Hamburgs Bürgermeister tritt «Pakt der Freien Städte» bei

Bürgermeister weltweit setzten sich im «Pakt der Freien Städte» gegen Populismus, für Freiheit, Demokratie und Rechtsstaatlichkeit ein. Nun ist auch Hamburgs Bürgermeister beigetreten. Der russische Angriffskrieg auf die Ukraine bestimmt die Agenda.
Peter Tschentscher (SPD), Erster Bürgermeister von Hamburg, nimmt an einer Pressekonferenz teil. © Fabian Sommer/dpa/Archivbild

Hamburgs Erster Bürgermeister Peter Tschentscher (SPD) ist dem internationalen «Pakt der Freien Städte» beigetreten, der sich für demokratische Werte einsetzt. Beim Jahrestreffen des Bündnisses in Prag wurde er am Montag unter anderem zusammen mit Kiews Bürgermeister Vitali Klitschko und Berlins Regierender Bürgermeisterin Franziska Giffey (SPD) in den Pakt aufgenommen, wie der Senat in Hamburg mitteilte. Ebenso die Bürgermeisterinnen und Bürgermeister von Brüssel, Riga und Vilnius.

Der 2019 von den Bürgermeistern von Bratislava, Budapest, Prag und Warschau ins Leben gerufene Pakt engagiert sich gegen Populismus und für Freiheit, Demokratie, Rechtsstaatlichkeit und gutes Regieren.
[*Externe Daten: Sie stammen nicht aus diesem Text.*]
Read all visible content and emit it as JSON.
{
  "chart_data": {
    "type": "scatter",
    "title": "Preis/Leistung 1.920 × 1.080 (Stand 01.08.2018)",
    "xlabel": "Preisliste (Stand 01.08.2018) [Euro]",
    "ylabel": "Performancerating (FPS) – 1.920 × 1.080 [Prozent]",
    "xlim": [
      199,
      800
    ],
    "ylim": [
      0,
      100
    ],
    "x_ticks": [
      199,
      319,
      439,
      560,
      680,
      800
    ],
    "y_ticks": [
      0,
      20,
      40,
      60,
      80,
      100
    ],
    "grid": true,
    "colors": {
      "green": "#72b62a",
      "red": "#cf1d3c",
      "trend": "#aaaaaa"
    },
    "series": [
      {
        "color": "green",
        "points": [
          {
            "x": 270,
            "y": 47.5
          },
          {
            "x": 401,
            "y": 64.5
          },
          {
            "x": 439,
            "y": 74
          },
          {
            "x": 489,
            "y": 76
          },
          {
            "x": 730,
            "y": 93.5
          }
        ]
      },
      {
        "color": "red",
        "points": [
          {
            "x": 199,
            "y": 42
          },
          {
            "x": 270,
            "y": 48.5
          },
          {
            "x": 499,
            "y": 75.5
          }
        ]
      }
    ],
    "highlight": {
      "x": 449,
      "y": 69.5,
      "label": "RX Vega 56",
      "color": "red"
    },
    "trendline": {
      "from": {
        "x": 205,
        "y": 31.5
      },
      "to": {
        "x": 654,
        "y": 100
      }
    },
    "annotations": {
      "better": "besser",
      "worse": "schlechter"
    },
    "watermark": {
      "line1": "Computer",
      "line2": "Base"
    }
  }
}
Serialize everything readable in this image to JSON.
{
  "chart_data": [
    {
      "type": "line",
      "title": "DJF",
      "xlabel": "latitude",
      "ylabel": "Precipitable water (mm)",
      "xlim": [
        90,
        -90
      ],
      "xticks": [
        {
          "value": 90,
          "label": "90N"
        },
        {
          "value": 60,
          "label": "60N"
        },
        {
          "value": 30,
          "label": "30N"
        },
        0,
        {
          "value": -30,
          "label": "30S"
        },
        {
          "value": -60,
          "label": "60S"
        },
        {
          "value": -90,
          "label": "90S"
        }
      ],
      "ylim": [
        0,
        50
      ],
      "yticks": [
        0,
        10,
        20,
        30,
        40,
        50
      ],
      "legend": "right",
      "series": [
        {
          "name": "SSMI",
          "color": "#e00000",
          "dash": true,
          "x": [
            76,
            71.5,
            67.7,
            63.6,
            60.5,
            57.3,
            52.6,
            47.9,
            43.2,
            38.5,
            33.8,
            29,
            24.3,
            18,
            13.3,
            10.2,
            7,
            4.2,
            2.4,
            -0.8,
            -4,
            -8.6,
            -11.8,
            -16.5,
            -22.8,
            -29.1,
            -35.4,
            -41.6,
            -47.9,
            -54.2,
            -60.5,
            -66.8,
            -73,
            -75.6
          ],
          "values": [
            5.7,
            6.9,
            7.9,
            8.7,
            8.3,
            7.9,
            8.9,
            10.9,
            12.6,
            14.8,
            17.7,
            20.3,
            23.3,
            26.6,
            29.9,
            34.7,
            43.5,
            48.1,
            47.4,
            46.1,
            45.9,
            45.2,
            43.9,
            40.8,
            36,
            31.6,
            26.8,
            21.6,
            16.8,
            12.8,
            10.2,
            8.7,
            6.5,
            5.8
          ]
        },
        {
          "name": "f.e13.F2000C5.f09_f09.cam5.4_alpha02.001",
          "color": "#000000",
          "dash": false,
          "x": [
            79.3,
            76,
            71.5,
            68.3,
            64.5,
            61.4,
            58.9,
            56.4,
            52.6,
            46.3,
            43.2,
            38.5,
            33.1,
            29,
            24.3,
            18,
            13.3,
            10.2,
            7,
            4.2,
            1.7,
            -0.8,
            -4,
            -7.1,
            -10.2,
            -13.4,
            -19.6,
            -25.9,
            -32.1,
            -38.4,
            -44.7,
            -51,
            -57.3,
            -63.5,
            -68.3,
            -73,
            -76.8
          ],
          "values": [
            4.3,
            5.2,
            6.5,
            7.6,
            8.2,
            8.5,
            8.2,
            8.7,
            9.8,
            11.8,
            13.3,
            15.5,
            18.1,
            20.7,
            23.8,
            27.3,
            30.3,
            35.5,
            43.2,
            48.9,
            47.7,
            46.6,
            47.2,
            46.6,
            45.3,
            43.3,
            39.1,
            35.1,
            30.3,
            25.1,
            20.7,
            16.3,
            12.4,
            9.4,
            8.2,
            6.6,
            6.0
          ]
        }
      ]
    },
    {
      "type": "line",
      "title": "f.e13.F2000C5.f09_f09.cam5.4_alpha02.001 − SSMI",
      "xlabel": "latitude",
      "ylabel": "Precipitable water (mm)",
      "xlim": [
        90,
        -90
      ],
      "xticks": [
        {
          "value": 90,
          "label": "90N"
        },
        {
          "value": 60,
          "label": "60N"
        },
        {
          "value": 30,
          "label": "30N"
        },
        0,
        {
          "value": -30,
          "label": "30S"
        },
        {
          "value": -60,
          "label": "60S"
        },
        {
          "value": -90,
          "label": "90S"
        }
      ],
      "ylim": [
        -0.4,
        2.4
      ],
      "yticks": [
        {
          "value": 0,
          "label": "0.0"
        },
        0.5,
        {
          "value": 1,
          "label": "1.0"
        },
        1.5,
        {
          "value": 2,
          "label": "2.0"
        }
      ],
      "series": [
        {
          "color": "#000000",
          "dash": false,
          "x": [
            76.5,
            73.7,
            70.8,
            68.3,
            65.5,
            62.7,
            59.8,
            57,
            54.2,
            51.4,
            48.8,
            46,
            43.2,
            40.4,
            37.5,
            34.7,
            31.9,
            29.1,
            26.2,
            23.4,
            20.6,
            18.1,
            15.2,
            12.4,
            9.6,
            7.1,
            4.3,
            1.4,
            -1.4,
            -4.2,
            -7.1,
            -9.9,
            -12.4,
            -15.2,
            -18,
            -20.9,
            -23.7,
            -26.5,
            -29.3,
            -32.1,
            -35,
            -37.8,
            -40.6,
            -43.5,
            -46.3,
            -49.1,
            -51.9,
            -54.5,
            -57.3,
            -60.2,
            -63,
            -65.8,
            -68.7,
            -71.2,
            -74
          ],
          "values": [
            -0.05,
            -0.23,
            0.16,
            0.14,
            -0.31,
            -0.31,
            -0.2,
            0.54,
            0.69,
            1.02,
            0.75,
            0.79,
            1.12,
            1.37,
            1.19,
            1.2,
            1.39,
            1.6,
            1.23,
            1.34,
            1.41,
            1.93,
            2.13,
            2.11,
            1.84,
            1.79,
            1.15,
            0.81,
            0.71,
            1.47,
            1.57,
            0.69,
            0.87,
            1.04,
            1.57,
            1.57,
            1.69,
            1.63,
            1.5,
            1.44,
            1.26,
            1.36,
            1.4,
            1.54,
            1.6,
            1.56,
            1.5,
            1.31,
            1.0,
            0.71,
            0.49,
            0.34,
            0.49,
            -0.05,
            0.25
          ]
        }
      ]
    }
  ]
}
Ihm gehören etwa die Bürgermeisterinnen und Bürgermeister von Amsterdam, Barcelona, London, Los Angeles, Paris, Taipei und Wien an.

Der Pakt repräsentiere die Grundwerte der Europäischen Union - Demokratie, Rechtsstaatlichkeit und Freiheit, sagte Tschentscher. «Es ist auch ein Bekenntnis zu grundlegenden Prinzipien modernen Regierens wie Klimaschutz und Nachhaltigkeit.»

Hauptthema der Jahreskonferenz war der russische Angriff auf die Ukraine. Er habe schreckliches Leid verursacht und übe «großen Druck auf die europäischen Volkswirtschaften und die internationale Sicherheitsordnung» aus, sagte Tschentscher. «Angesichts dieser Herausforderungen sendet der "Pakt der Freien Städte" ein starkes Signal: Wir stehen solidarisch zusammen.»

Bei der Konferenz stellte Tschentscher auch den im April zwischen Hamburg und Kiew geschlossenen «Pakt für Solidarität und Zukunft» vor, in dem beide Städte ihre wirtschaftlichen, kulturellen und gesellschaftlichen Beziehungen stärken wollen. Wegen des russischen Angriffs stehen zunächst jedoch humanitäre Hilfen für die ukrainische Hauptstadt im Vordergrund.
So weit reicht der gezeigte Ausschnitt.